A revista norte-americana «Time» publicou no final de 2023 um artigo que sublinhava a grande particularidade do ano agora iniciado: 2024 não será “apenas um ano de eleições”, mas “um ano de eleição”. Em todo o mundo e em todos os continentes, pelo menos 64 países (um terço do globo) - em rigor 63 mais a União Europeia - irão a votos, para chefias de Estado, assembleias e parlamentos da mais diversa ordem e governos. O universo transnacional de votantes alcançará cerca de metade da população mundial, numa rara coincidência que poderá ser positiva, ou negativa. Decompondo por continentes, a África terá 18 atos eleitorais em outros tantos países, a Europa 17 eleições nacionais e mais uma – a do Parlamento Europeu, em junho – que mobiliza 27 países, a Ásia irá 16 vezes à urna, a América 6, o Médio Oriente (um subcontinente turbulento que merece um olhar à parte) 3 e a Oceânia outras 3.
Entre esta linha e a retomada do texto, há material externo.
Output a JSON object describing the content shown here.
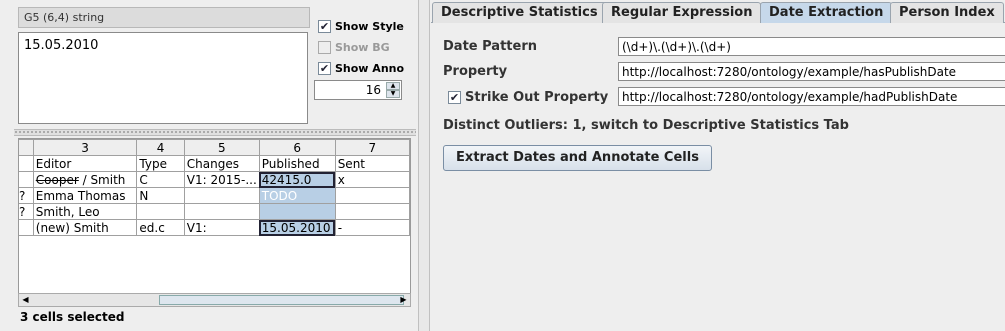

Em Portugal, ao contrário do que aconteceu em 2019, as eleições legislativas antecederão (em março) as europeias, não podendo estas, portanto, servir de 1.ª volta oficiosa daquelas. Não é ainda previsível quando haverá novo governo, porque o processo da sua composição poderá arrastar-se durante dias, semanas ou meses (à espanhola, ou à belga!). Mais ruidosas no espaço mediático do que o sempre pouco participado escrutínio para o Parlamento Europeu, as legislativas nacionais não serão, porém, mais importantes do que as Europeias, porque a margem de ação de São Bento estará sempre macro condicionada pelos ventos de Estrasburgo e de Bruxelas. Com toda a probabilidade, o novo Parlamento Europeu surgirá mais fragmentado, com bancadas e vozes mais soberanistas, nacionalistas e/ou populistas, e menos consensos moderados. Daqui dependerá um eventual 2.º mandato de Ursula von der Leyen e o tipo de políticas internas e externas que a UE irá traçar para o (seu) futuro.
Um dos países mais populosos do mundo - a Índia - terá eleições parlamentares na primavera. Um dos menos populosos - Tuvalu - fará o mesmo no final do ano. Os 1,4 biliões de habitantes da primeira têm mais peso do que os 10 mil habitantes do pequeno arquipélago do Pacífico? Sem dúvida. No calendário eleitoral, haverá jornadas absolutamente decisivas. Na Europa, tanto Vladimir Putin como Volodomyr Zelensky vão a votos. Na Rússia, a mais que certa reeleição do novo Czar será, ainda assim, um teste indicativo do apoio popular dos seus concidadãos à chacina que prossegue na Ucrânia; nesta, as presidenciais onde Zelensky busca a reeleição poderão ter um calendário reacondicionado, num país destruído e sob lei marcial. No Médio Oriente, haverá eleições no Irão, na Síria e na Jordânia – mas nem a teocracia, nem a autocracia, nem a monarquia respetivas deverão mudar muito. As presidenciais de Taiwan serão daqui a escassos dias, e o seu resultado não deixará de influir no olhar cobiçoso de Pequim sobre a ilha. A meio mundo de distância, no velho mundo europeu, destacam-se as eleições presidenciais na Lituânia ou as parlamentares na Bielorrússia, e acima de todas as legislativas britânicas, que poderão levar o Labour de volta a Downing Street, depois de 14 anos de predomínio Tory. “Last but never least”, o globo inteiro sustém a respiração para o que a revista «Economist» já titulou como “o maior perigo para o mundo”, a saber, o regresso de Donald Trump à Casa Branca.
Muita coisa está, portanto, em jogo - pelo voto, pelo velho voto, o mais digno instituto das digníssimas democracias e a única putativa “arma” para expressão de dissenso nas ditaduras e iliberalismos que (ainda) o permitem. No mundo incerto do presente, o exercício da escolha assim expresso determinará o nosso futuro próximo.